Não é algo que se costume referir quando se fala da Arménia, mas sem dúvida que é uma informação importante para compreender o que se passa no enclave de Nagorno-Karabakh (internacionalmente reconhecido como parte do Azerbaijão, mas governado de facto por arménios desde o colapso da União Soviética): trata-se da primeira nação do mundo a ter adotado o cristianismo como religião de Estado, no início do século IV. E o enclave, ao qual os habitantes locais chamam Artsakh, é o território ancestral de 120 mil pessoas, dos quais 98% são arménios cristãos, e lar de inúmeras igrejas e mosteiros que estão entre os mais antigos do mundo.

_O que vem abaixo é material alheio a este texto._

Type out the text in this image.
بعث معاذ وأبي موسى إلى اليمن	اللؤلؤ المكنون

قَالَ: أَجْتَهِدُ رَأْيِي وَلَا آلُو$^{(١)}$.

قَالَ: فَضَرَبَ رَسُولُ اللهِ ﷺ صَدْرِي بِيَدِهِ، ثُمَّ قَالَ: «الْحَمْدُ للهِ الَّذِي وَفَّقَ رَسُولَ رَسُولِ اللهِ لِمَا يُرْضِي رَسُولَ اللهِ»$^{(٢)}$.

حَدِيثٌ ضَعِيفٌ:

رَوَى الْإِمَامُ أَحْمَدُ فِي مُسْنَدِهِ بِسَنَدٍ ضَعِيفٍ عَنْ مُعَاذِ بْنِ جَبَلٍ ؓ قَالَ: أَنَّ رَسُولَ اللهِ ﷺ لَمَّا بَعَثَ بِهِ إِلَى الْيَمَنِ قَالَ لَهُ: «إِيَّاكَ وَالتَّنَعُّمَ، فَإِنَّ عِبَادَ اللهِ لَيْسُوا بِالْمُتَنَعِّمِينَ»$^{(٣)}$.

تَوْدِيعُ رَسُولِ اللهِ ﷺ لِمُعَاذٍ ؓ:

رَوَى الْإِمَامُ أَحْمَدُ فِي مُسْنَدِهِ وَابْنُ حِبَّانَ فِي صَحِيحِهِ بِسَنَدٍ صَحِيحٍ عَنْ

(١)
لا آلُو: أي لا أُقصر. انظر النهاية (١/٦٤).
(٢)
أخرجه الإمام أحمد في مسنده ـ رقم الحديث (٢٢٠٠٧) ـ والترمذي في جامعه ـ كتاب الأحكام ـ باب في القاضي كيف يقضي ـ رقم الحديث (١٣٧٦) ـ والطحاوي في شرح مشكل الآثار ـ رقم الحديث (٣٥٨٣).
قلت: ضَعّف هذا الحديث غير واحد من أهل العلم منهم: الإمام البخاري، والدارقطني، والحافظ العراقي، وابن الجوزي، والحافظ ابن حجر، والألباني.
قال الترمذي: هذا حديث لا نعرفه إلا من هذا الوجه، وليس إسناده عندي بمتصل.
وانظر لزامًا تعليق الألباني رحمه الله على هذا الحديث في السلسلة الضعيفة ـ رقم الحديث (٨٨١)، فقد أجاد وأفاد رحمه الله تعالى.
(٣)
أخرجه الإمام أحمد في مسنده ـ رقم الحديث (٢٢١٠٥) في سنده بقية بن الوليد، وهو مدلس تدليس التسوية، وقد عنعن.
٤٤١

Segundo a tradição judaico-cristã, foi no Monte Ararat – em território arménio – que pousou a mitológica arca de Noé, depois do Dilúvio, e se iniciou o repovoamento da Terra, recordam António Loja Neves e Margarida Neves Pereira na sua obra Arménia, Povo e Identidade. Poderia ter sido um bom presságio para a região, mas como berço civilizacional e ponto de passagem de pessoas e rotas comerciais, a Arménia sujeitou-se desde cedo às investidas de vários impérios guerreiros, dos persas e dos romanos ao Império Otomano e à Turquia. Como sobreviveram, então, os arménios? Mais ou menos subjugados, através de um forte sentido identitário, alicerçado sobretudo na religião e na língua (o alfabeto arménio foi inventado no começo do século V).
Sobreviveram, até, ao genocídio perpetrado pelo governo otomano entre 1914 e 1923, com o extermínio de dois milhões de pessoas, e que terá inspirado Hitler para o Holocausto (recorde-se que Francisco foi o primeiro Papa a usar a palavra “genocídio” para se referir ao assassinato em massa de arménios sob o domínio otomano durante a Grande Guerra 1914-1918 ,e que isso provocou a ira da Turquia, que continua a negar a extensão do massacre).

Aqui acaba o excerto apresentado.